Tens of thousands of Australians will be impacted by proposed welfare reform measures. It’s time for our political leaders to support, not punish vulnerable people, writes Jesuit Social Services Media Relations Manager KATHRYN KERNOHAN.

In 2017 the Federal Government courted controversy by proposing to drug test welfare recipients, despite evidence from several US states that punitive approaches do not work.

Fortunately these plans, strongly opposed by drug and alcohol experts and the community services sector, were reportedly abandoned by the Federal Government in December due to a lack of Senate support.

Image credit: Dan Peled, AAP

However, last week’s news that the Federal Government is close to securing support for other elements of its welfare overhaul from the Nick Xenophon Team has rightly been met with concern and trepidation by experts such as the Australian Council of Social Service (ACOSS).

The legislation proposes a demerit-point system where welfare recipients can lose points for missing interviews or appointments among other so-called infringements. Those who reach a certain threshold stand to have their income support cancelled for four weeks.
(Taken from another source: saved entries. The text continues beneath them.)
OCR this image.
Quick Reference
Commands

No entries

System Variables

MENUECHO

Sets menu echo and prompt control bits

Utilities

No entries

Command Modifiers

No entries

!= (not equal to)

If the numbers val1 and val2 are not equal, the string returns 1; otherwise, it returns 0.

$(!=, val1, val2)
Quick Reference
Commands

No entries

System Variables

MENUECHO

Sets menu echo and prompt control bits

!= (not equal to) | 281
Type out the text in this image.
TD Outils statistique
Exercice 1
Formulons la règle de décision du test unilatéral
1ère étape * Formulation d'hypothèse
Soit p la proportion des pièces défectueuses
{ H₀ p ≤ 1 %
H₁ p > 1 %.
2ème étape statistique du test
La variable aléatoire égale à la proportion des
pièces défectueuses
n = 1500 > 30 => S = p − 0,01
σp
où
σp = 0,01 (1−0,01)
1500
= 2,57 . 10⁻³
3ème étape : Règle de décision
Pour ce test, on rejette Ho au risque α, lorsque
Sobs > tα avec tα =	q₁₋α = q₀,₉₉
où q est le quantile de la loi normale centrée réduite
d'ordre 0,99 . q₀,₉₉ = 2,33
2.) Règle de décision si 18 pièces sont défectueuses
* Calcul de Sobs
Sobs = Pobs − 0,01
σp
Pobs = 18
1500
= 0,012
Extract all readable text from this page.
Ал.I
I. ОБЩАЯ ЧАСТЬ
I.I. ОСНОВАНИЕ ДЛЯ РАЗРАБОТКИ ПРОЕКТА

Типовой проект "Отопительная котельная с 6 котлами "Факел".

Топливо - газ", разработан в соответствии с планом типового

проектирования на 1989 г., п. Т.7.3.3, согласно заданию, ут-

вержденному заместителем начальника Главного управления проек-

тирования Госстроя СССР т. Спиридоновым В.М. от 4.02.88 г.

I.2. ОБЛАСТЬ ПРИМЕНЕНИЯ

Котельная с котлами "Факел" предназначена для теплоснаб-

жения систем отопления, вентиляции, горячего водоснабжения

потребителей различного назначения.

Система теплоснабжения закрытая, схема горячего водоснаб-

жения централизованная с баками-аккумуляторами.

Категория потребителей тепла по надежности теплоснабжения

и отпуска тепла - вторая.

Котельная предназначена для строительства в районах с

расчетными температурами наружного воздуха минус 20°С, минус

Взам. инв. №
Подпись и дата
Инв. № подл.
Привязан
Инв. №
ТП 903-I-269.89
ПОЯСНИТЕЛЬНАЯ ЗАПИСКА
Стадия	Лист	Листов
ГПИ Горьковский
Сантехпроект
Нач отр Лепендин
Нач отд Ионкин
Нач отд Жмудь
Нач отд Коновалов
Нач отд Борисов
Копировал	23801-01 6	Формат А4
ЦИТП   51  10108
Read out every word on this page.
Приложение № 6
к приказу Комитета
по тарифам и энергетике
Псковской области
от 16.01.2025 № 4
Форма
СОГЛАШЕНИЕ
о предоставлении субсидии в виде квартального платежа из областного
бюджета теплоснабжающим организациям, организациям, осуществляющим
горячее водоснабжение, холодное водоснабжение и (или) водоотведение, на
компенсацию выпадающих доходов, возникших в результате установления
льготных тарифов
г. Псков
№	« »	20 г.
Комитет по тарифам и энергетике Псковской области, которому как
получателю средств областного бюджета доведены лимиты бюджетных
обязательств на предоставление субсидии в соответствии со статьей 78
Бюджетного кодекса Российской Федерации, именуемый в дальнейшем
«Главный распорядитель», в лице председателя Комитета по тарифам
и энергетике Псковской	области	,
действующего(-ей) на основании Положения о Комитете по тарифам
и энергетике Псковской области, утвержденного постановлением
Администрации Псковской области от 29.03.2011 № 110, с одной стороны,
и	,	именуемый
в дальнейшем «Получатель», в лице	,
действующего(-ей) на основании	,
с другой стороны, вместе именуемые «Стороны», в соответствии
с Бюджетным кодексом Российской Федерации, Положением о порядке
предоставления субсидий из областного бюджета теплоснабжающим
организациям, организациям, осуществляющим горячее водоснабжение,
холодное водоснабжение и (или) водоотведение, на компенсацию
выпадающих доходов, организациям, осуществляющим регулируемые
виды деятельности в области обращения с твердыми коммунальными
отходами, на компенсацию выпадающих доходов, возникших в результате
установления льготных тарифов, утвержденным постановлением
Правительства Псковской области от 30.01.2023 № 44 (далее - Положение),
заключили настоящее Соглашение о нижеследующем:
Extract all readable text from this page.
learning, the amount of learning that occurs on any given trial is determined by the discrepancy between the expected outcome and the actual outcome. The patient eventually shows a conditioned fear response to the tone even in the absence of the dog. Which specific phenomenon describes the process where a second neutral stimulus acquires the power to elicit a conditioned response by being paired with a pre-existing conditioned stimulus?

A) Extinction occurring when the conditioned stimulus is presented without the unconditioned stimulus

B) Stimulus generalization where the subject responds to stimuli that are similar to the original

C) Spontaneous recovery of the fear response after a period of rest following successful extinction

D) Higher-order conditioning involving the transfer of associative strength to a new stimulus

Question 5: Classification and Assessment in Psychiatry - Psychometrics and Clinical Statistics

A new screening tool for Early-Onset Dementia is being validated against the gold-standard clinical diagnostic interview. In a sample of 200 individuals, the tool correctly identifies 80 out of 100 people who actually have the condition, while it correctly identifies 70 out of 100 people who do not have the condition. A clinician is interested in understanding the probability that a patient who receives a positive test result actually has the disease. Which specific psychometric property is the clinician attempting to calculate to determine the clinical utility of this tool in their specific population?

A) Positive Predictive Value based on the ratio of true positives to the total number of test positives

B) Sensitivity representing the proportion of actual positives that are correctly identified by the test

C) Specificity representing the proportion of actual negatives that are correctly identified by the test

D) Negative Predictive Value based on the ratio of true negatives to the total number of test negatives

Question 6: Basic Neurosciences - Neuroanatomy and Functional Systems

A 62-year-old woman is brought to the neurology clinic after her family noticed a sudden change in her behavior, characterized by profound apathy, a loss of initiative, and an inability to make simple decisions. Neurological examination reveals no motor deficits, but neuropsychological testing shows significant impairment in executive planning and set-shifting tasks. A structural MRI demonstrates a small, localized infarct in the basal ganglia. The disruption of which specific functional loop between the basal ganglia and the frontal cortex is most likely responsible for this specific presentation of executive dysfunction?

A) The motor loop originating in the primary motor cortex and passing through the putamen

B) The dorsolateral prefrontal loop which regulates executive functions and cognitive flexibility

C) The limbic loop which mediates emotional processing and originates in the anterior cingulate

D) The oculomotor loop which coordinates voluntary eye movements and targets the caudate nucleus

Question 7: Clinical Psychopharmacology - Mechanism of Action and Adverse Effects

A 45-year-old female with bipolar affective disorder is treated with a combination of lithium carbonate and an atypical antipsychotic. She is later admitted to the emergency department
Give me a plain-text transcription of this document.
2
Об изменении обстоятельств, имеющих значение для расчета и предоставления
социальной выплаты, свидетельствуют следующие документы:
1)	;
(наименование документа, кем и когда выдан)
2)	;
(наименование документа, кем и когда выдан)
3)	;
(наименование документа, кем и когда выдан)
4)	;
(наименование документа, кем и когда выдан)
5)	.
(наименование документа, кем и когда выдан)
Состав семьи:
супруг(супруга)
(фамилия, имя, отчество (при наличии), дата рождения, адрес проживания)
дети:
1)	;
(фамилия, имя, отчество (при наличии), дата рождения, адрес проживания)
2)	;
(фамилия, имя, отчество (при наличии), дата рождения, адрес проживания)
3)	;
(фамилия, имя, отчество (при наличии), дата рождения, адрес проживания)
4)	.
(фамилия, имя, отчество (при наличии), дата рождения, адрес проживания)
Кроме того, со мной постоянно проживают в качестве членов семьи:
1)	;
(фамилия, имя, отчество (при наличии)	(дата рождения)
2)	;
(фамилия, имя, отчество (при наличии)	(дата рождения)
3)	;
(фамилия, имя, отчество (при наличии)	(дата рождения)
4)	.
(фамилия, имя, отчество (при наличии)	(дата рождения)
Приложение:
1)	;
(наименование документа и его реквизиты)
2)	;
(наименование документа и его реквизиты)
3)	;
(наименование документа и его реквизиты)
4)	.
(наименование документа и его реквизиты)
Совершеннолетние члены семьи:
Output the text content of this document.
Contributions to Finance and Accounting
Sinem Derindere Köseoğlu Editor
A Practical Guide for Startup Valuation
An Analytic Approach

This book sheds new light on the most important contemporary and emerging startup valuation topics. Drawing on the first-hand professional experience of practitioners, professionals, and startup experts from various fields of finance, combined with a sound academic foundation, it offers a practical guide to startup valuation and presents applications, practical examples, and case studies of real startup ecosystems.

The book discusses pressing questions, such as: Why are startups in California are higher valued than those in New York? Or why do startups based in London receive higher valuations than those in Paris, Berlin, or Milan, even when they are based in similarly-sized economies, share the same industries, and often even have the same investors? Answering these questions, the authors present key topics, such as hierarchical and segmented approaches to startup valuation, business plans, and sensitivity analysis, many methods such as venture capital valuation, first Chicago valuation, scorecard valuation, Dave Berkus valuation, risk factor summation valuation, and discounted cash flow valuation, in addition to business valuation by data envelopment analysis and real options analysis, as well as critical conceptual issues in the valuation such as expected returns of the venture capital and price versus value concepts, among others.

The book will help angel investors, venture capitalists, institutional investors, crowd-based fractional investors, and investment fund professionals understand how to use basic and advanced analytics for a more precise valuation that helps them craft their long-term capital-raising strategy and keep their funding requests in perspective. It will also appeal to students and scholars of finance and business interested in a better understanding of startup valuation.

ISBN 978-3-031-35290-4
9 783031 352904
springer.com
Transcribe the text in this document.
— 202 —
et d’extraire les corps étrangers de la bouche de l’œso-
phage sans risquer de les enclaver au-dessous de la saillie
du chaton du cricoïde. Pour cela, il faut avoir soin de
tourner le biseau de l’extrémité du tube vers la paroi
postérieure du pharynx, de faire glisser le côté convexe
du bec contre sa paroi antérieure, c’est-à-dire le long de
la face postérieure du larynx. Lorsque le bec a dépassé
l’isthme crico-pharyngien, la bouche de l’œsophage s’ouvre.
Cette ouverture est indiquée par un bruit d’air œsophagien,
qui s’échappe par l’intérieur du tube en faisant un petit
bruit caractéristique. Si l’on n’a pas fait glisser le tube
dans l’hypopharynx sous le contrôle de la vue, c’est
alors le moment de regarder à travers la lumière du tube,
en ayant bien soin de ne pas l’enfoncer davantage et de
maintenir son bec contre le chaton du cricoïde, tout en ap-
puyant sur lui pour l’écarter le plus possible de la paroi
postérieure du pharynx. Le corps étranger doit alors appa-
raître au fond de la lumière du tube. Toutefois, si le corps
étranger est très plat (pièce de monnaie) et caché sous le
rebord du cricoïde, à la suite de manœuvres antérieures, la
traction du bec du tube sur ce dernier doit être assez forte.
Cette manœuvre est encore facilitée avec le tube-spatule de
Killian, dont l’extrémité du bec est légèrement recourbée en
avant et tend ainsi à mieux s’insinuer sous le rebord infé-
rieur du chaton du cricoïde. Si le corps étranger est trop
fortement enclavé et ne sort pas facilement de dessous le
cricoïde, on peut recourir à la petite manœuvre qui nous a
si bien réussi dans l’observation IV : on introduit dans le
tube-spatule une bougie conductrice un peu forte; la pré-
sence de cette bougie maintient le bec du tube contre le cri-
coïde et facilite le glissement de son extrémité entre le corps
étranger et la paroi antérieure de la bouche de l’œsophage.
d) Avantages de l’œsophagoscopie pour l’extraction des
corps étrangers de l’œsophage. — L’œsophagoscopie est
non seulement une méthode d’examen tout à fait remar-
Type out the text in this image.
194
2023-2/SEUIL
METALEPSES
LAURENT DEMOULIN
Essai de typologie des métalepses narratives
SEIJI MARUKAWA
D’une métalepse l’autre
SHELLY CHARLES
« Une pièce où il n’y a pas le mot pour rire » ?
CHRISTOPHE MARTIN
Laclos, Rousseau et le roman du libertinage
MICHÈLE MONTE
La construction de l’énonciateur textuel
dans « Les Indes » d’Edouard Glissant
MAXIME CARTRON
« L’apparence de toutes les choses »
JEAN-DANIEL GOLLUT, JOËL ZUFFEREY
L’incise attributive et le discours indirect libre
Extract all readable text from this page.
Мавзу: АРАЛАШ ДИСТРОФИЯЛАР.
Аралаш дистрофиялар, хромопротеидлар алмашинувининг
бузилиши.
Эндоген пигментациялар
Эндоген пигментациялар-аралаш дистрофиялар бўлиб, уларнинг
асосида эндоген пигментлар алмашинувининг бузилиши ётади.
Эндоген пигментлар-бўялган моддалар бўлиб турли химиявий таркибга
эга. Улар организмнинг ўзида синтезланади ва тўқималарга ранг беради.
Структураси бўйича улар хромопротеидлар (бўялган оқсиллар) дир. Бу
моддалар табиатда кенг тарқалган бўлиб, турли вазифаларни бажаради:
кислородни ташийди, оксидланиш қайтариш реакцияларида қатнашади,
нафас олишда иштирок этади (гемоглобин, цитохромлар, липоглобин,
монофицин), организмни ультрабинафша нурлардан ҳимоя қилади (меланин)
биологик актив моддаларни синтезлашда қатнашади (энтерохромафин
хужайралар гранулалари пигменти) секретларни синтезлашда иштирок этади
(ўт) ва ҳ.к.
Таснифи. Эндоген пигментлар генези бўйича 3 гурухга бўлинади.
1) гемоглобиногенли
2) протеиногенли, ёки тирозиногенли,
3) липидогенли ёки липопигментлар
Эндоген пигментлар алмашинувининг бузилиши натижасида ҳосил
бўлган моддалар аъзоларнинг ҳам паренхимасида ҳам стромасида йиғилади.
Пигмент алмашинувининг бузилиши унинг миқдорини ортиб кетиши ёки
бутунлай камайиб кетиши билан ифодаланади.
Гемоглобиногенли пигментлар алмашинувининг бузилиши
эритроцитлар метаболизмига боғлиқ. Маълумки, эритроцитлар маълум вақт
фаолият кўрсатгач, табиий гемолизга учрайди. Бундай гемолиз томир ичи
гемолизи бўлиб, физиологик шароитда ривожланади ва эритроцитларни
When this was flagged in the 2017-18 Federal Budget, News Corp media outlets predictably ran headlines about the Government cracking down on “lazy welfare bludgers” who are “taking taxpayers for a ride”.

Like the current media hysteria around African ‘youth gangs’ that sidestep statistics showing youth crime in Victoria is decreasing, these stories and the policies that feed them merely serve to stigmatise some of the most vulnerable members of our community.

People who receive income support are among the most marginalized, including people experiencing long-term unemployment, drug and alcohol problems, mental illness and people from newly arrived communities.

A small number of communities are overburdened by multiple and complex forms of disadvantage, as illustrated by the Dropping off the Edge research conducted by Jesuit Social Services and Catholic Social Services Australia most recently published in 2015.

What this means is that some disadvantaged people can lead chaotic lives, where tasks such as attending appointments can be challenging for a variety of reasons (such as but not limited to health problems, mental illness or inadequate transport).

The Share the Pie campaign launched by the Brotherhood of St Laurence in 2017 showed that a single person on a Newstart allowance lives $176 below the poverty line.

As the President of ACOSS Tony Reidy told Guardian Australia, cutting the payments of people on the margins of society for compliance reasons will “likely increase homelessness and financial hardship”.

Other proposed welfare reform measures include a removal of ‘intent to claim’ provisions which ACOSS says will impact groups including people fleeing family violence and people in hospital, and a shift for some unemployed people to start receiving income support from the date of their first interview with a job service provider instead of the date of their claim.

ACOSS estimates that tens of thousands of Australians will be left worse off if the bill is passed.

Jesuit Social Services stands with ACOSS to call on the Senate crossbench to oppose this bill, and focus on solutions to improve the lives of vulnerable Australians instead of punishment to make their lives harder.